Политбюро единогласно (кроме Громыко) голосует за отставку Громыко и избрание Председателем Верховного Совета М. Горбачева


Находились, конечно, особенно в послесталинские времена «чудаки», вроде Валерии Новодворской, Натана Щаранского, Андрея Сахарова, или той «великолепной семёрки», что вышла с протестом на Красную площадь после событий 1968 в Праге, которые ничего не боялись. Но про них было мало что известно простому обывателю. А из тех, кто знал, подавляющее большинство считало, что у этих ребят «крыша поехала». Немало было и таких, которые искренне верили, что все кто против, шпионы, враги, агенты империализма…

Об одном таком «чудаке» с поехавшей крышей, Михаиле Поляцкине (он жив, фигура довольно известная и потому я изменил имя и фамилию), хочу рассказать…

Миша родился в Москве 30 августа 1956 года. Дату запомнил хорошо по двум причинам. Во-первых, в этот же день 30 лет назад (такое случается не часто) родился и его отец, Игорь Поляцкин, с которым много лет проработал в одной музыкальной школе. Во-вторых, первого сентября, в день начала занятий и после двойного праздника, Игорь, который, вообще-то, практически, не пил, являлся на работу крепко под шафе. В первый школьный день приходили многие родители, бабушки, дедушки. Сильно выпивший педагог бросался в глаза и портил имидж школы. Однако, директор, Иван Александрович, бывший военный дирижёр, окончивший войну подполковником, долго и безуспешно пытавшийся ввести в музыкальной школе военную дисциплину, ему это прощал: «У человека особые обстоятельства. Святое дело».

Игорь воевал, на фронте вступил в партию и до самой смерти (он умер в конце 90-х) сохранил не только красную книжечку, но и веру в коммунистические идеалы. Эту убеждённость в непогрешимости дела Ленина и в чистых помыслах верных ленинцев он передал сыну. Единственным, но весьма существенным диссонансом, нарушавшим светлую и гуманную политику CCCР, по мнению Игоря, был антисемитизм. Причём, не бытовой, а самый что ни есть государственный: евреев не брали на работу в элитные учреждения и не принимали в престижные институты. А если принимали и брали, то небольшой процент. Чем престижнее институт или учреждение, тем меньше процент. Но и тут Игорь находил оправдание. То самое, которое испокон веков бытовало на Руси: царь – батюшка не знает, что творят его бояре. «Товарищ Брежнев, – говорил мне Игорь, – понятия не имеют обо всех этих безобразиях».
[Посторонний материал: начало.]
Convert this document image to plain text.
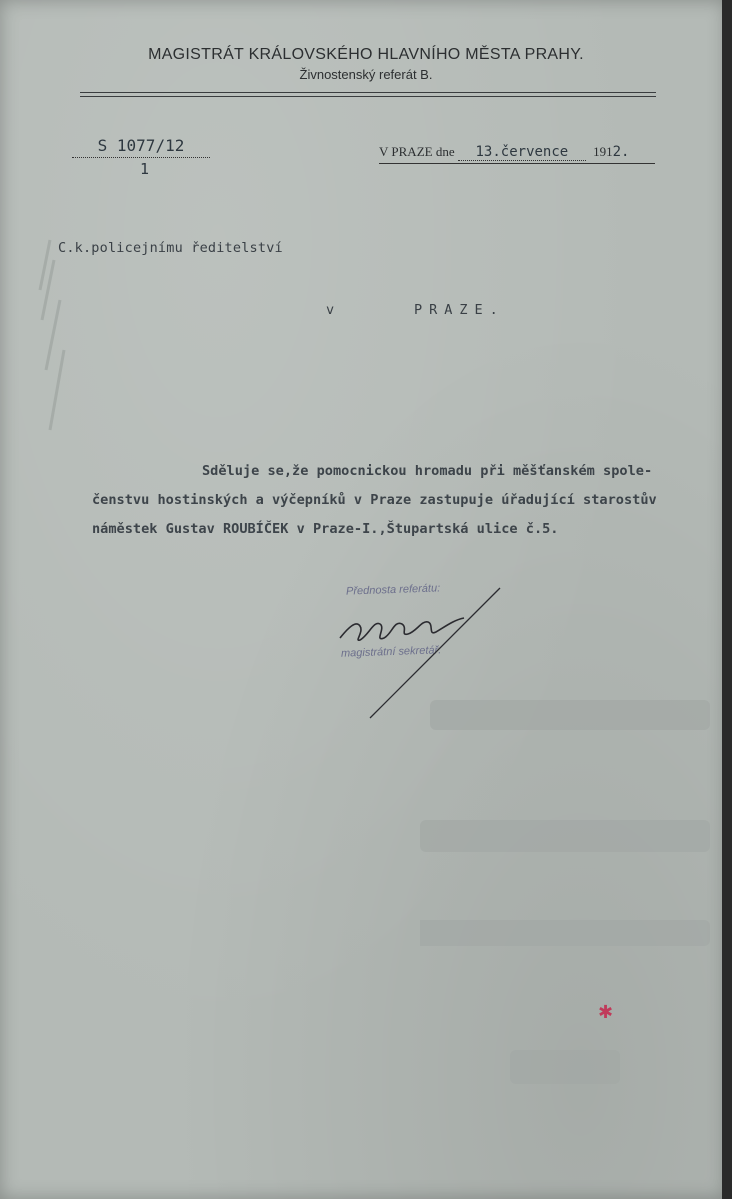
MAGISTRÁT KRÁLOVSKÉHO HLAVNÍHO MĚSTA PRAHY.
Živnostenský referát B.
S 1077/12
1
V PRAZE dne 13.července 1912.
C.k.policejnímu ředitelství
v	PRAZE.
Sděluje se,že pomocnickou hromadu při měšťanském spole-
čenstvu hostinských a výčepníků v Praze zastupuje úřadující starostův
náměstek Gustav ROUBÍČEK v Praze-I.,Štupartská ulice č.5.
Přednosta referátu:
magistrátní sekretář.
✱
Свои убеждения Игорь передал единственному сыну. Я познакомился с Мишей в середине семидесятых, когда начал работать в одной школе с Игорем и был приглашён на двойной день рождения. Мальчику исполнилось 15 или 16 лет и я уже был наслышан о его исключительных способностях к точным наукам. Худенький, небольшого роста, в очках, с аккуратной причёской, он не производил впечатления еврейского пай-мальчика, отличника и маменькиного сынка. Напротив, в доброжелательном, слегка ироничном выражении, с которым он принимал поздравления, крепком пожатии руки, в чём-то ещё неуловимом, чувствовался независимый и уверенный характер человека, умевшего за себя постоять. Да и за столом, среди взрослых Миша (он пил уже не сок, как другие дети за столом, а лёгкое красное вино) удивил меня умением не только слушать говоривших, но и самому во время и по делу вставить слово. Тот день рождения мне запомнился как раз репликой Миши.

Разговор за столом, как это нередко бывало в то время, когда собирались вместе носители неправильного пятого пункта, зашёл о случаях антисемитизма, которых в жизни каждого из нас было предостаточно.

– Представляете, пришёл на днях к учёному секретарю в один НИИ, чтобы узнать нельзя ли у них диссертацию защитить, – рассказывал, накладывая себе салат и похихикивая, как будто речь шла о скабрезном анекдоте, один из гостей, полный молодой человек с типично еврейской внешностью. – Там старичок сидит. Вида вполне интеллигентного. Так он даже на документы не взглянул. Сразу заявляет: «Думаю, что в нашем институте у Вас не получится». «Это почему же?» – спрашиваю. – Так этот старичок-боровичок заявляет, вы не поверите, лепит прямым текстом: «Потому, молодой человек, что у Вас неблагоприятная генетическая информация». – «А как, – спрашиваю, – у этого товарища с генетической информацией»? – И на портрет Карла Маркса показываю, который прямо над ним висит. – Все смеются. – А он? – А что он? Молчит. Набычился, побагровел, в бумаги уткнулся и молчит.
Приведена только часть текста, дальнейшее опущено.